Incident Details:
Customers using isolated environments (EU or IN) in conjunction with consolidated billing (i.e. customers that have a second workspace in either the US or in the same region with billing linked between the multiple workspaces), and had usage between 13:05 UTC and 14:05 UTC were unable to access the ElevenLabs platform, resulting in 500 errors, due to a bug introduced with the way that usage was reported across environments.
We identified the issue at 13:29 and began investigating. By 14:05, we reverted the bug that had been introduced, limiting the footprint of impacted users. We then began the process to remediate affected customers. This process took place between 14:50 UTC - 15:10 UTC incrementally returning users to normal service over this period, with all customers having full service resumed by 15:10 UTC.
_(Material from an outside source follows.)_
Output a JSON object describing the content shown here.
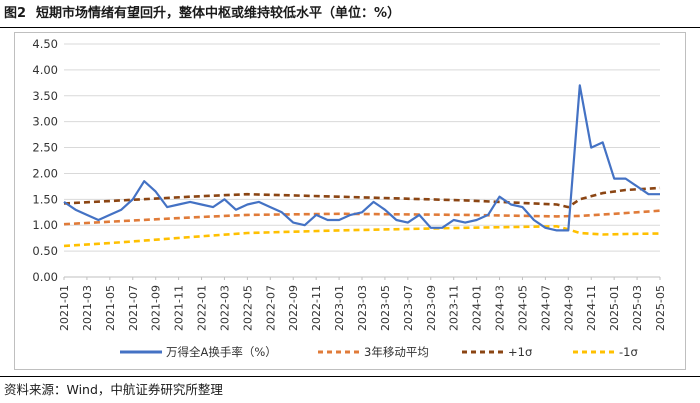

This incident did not impact any customer without the combination of consolidated billing and isolated data residency workspaces (EU + IN). Thus, any customer using our US environment only (elevenlabs.io) or any customers that have an environment in only one of the data residency isolated regions were not impacted.
Timeline
Wed Aug 27 13:05 UTC Error released to isolated environments
Wed Aug 27 13:29 UTC ElevenLabs identified issue and begin investigation
Wed Aug 27 14:05 UTC Bug reverted, limiting impact to only those customers with usage in last hour
Wed Aug 27 14:50 UTC Remediation begun to correct impacted workspaces
Wed Aug 27 15:10 UTC All workspaces across all regions remediated, continue monitoring for additional impact
Wed Aug 27 15:21 UTC Incident declared resolved.
Learnings and Improvements:
We are auditing our automated alerts on the isolated environments (EU + IN) to ensure that threshold values are better tuned for the expected usage in these regions so that we can identify issues more quickly.
Improving our code review process for tests. Though we do have end-to-end tests for the impacted billing flow, an oversight in our review process meant that changes to this test to account for new functionality left a gap in our coverage.